La professeur arriva à sa dernière diapositive, un peu surprise, comme à chaque cours. Elle replaça une mèche de ses cheveux blonds trop fins derrière son oreille, et annonça d'une voix timide que le cours était terminé. Les élèves - la courageuse douzaine d'élèves qui n'avaient pas déserté durant la pause - ne lui demandèrent pas de répéter. Raclements de chaises, zips de fermetures éclaires et bruissements de papiers remplirent soudain l'amphithéâtre, et les vagues recommandations de la prof au sujet des devoirs de cette semaine furent ensevelies sous le vacarme.
L'étudiante traîna. Elle commença par répondre à ses sms, puis entama soudainement une conversation fiévreuse avec sa voisine. Mais lorsque la dernière personne eut quitté la classe, l'étudiante soupira, et baissa la tête. Sachant parfaitement qu'il était inutile de faire traîner les choses, elle rangea enfin ses affaires, enfila son manteau, et quitta l'université.
Elle ne rentra pas tout de suite chez elle, et fit un détour par le centre commercial. Elle flâna devant les vitrines, mimant un morne intérêt pour des vêtements qu'elle n'achèterait jamais, puis traîna des pieds jusqu'à la librairie. N'ayant pas particulièrement envie de s'offrir un énième livre, et sentant le regard agacé du libraire sur sa nuque, elle quitta la boutique après avoir fait trois fois le tour de chaque rayon.
Enfin, l'étudiante entra dans l'épicerie. Elle plissa les yeux devant le rayon des alcools -pas cette fois, non, pas un lundi-, et alla directement jusqu'au rayon animal. Elle entassa les conserves de pâtée pour chat dans son panier, et fila à la caisse.

 

Les portes de l'ascenseur s'ouvrirent, et elle entendit les miaulements résonner dans le couloir. Son chat avait pris l'habitude de la saluer à chacun de ses retours, comme l'aurait fait un jeune chien.
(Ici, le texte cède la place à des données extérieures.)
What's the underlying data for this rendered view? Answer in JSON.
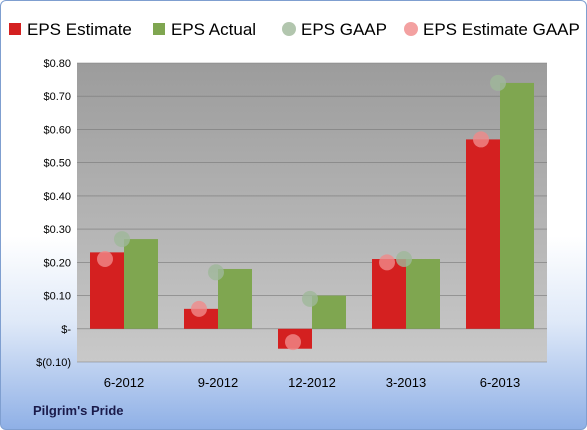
{
  "company": "Pilgrim's Pride",
  "chart_data": {
    "type": "bar",
    "categories": [
      "6-2012",
      "9-2012",
      "12-2012",
      "3-2013",
      "6-2013"
    ],
    "series": [
      {
        "name": "EPS Estimate",
        "kind": "bar",
        "color": "#d42020",
        "values": [
          0.23,
          0.06,
          -0.06,
          0.21,
          0.57
        ]
      },
      {
        "name": "EPS Actual",
        "kind": "bar",
        "color": "#7fa650",
        "values": [
          0.27,
          0.18,
          0.1,
          0.21,
          0.74
        ]
      },
      {
        "name": "EPS GAAP",
        "kind": "point",
        "color": "#9fb89a",
        "values": [
          0.27,
          0.17,
          0.09,
          0.21,
          0.74
        ]
      },
      {
        "name": "EPS Estimate GAAP",
        "kind": "point",
        "color": "#f08a8a",
        "values": [
          0.21,
          0.06,
          -0.04,
          0.2,
          0.57
        ]
      }
    ],
    "yticks": [
      {
        "value": 0.8,
        "label": "$0.80"
      },
      {
        "value": 0.7,
        "label": "$0.70"
      },
      {
        "value": 0.6,
        "label": "$0.60"
      },
      {
        "value": 0.5,
        "label": "$0.50"
      },
      {
        "value": 0.4,
        "label": "$0.40"
      },
      {
        "value": 0.3,
        "label": "$0.30"
      },
      {
        "value": 0.2,
        "label": "$0.20"
      },
      {
        "value": 0.1,
        "label": "$0.10"
      },
      {
        "value": 0.0,
        "label": "$-"
      },
      {
        "value": -0.1,
        "label": "$(0.10)"
      }
    ],
    "ylim": [
      -0.1,
      0.8
    ],
    "grid": true,
    "legend_position": "top"
  }
}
— Salut, Merlin, dit-elle en laissant tomber son sac à dos dans l'entrée.
L'étudiante avait oublié d'éteindre la lumière de la salle de bain en partant, ce matin-là. Alors qu'elle se pencha pour dénouer ses lacets, elle croisa son reflet dans le miroir. L'image, fugace, n'avait pas durée plus d'une demi seconde; elle n'en resta pas moins douloureusement imprimée sur sa rétine. Elle l'avait vue, sans aucun doute, cette image jumelle d'elle même qui lui était si étrangère. Et elle entendait déjà son sourire sardonique.
Elle laissa choir son manteau au sol, à côté de ses chaussures, et s'allongea dans le canapé. Puis elle prit son téléphone et s'injecta une bonne dose de Facebook.
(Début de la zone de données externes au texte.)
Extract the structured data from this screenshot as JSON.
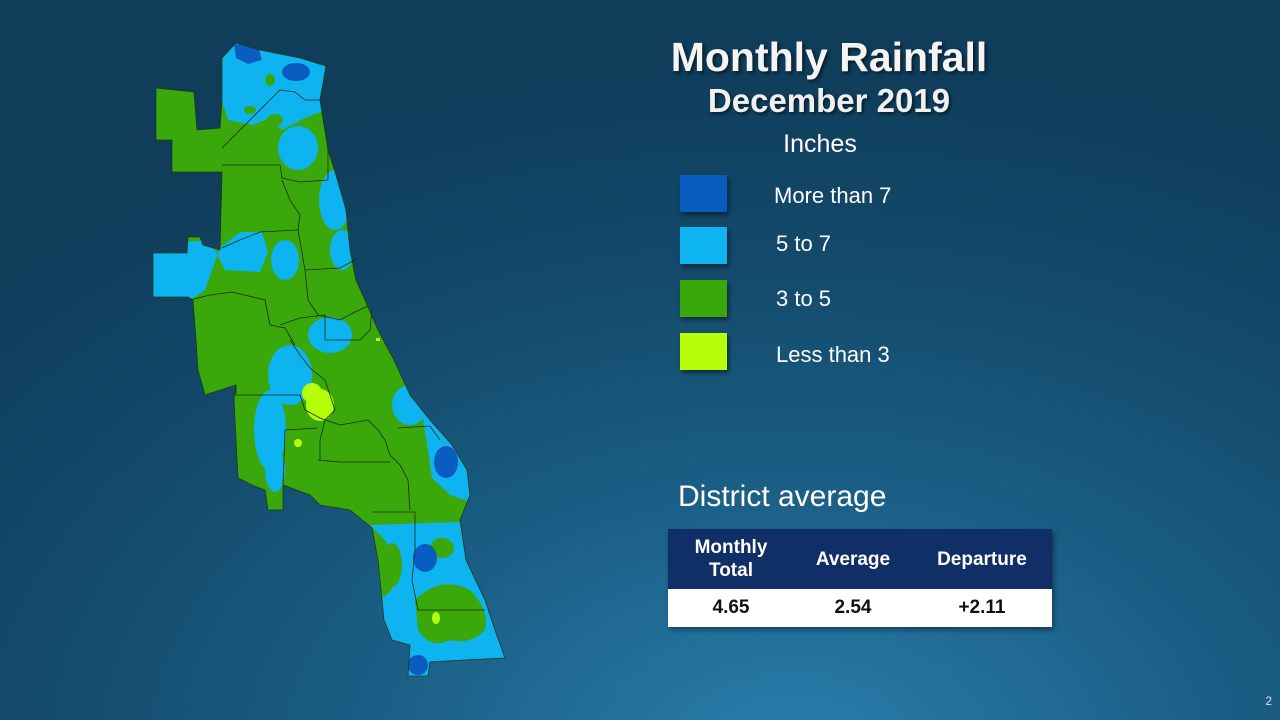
{
  "title": "Monthly Rainfall",
  "subtitle": "December 2019",
  "legend": {
    "units": "Inches",
    "items": [
      {
        "label": "More than 7",
        "color": "#0a5cc0"
      },
      {
        "label": "5 to 7",
        "color": "#0db4f0"
      },
      {
        "label": "3 to 5",
        "color": "#3aa80a"
      },
      {
        "label": "Less than 3",
        "color": "#b6ff0a"
      }
    ]
  },
  "district_average": {
    "heading": "District average",
    "columns": [
      "Monthly Total",
      "Average",
      "Departure"
    ],
    "values": [
      "4.65",
      "2.54",
      "+2.11"
    ]
  },
  "page_number": "2"
}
Des mois auparavant, exaspérée du temps qu'elle perdait sur les réseaux sociaux, elle avait supprimé la quasi totalité de ses contacts. À présent, elle passait toujours autant de temps sur le site, mais elle ne voyait plus que les mêmes posts tourner en boucle.
"Alcoolcigarettesxanax, graissebouffekilos, alcoolcigarettesxanax, tes exams tes exams tes exams..."
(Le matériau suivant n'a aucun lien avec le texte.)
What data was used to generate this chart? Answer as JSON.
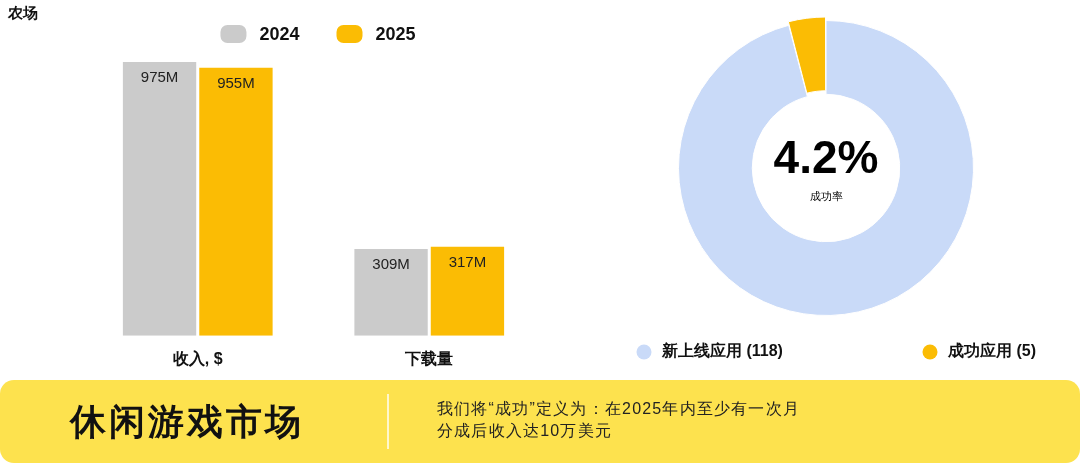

Les yeux dans le vide, elle se rendit compte que son portable s'était éteint. Elle secoua la tête, se leva, et colla le front contre la porte vitrée du balcon.
Il s'était mis à pleuvoir. Dehors, la neige noircie formait des icebergs à la dérive dans le caniveau. Les arbres nus se balançaient au gré du vent, et les lampadaires s'étaient allumés, projetant leur lumière orange sur les bâtiments gris. C'était un soir de janvier comme les autres. Il faudrait encore de longs mois avant que le soleil ne se décide à revenir.
"Tes exams, tu vas rater tes exams, tu vas tout rater, tu ne peux pas y arriver, incapable, incapableincapableincapable, déception..."
L'étudiante secoua la tête. Lorsqu'elle rouvrit les yeux, elle croisa à nouveau le regard de son reflet dans la vitre. Le reflet ouvrit la bouche, prêt à dégainer un sarcasme, mais l'étudiante ne lui laissa pas le temps de parler. Elle tourna les talons et alla dans la cuisine.
Le cadran digital du four indiquait dix-neuf heures. Encore trois heures. Autrement dit, l'éternité. Elle ouvrit la porte du frigo et contempla d'un air absent son contenu.
"Régime, balance, stress... régime, balance, stress... régime, balance, stress..."
Elle claqua la porte plus violemment qu'elle ne l'aurait voulu, et entendit les bouteilles tintinnabuler.
"Stupide stupide stupide..."
Et bien malgré elle, elle recommença. Les yeux perdus dans le vide, debout dans la cuisine, elle se laissa aller et écouta. Elle écouta les centaines de murmures qui tapissaient l'appartement, elle autorisa les milliers de créatures invisibles sortir de leurs cachettes. Elle laissa les fantômes ramper sous les meubles, s'extirper des placards. Il y en avait tellement, partout, dans le moindre interstice, derrière la cafetière, entre les pages des livres de la bibliothèque, dans les plis des rideaux et jusqu'au fond de son lit...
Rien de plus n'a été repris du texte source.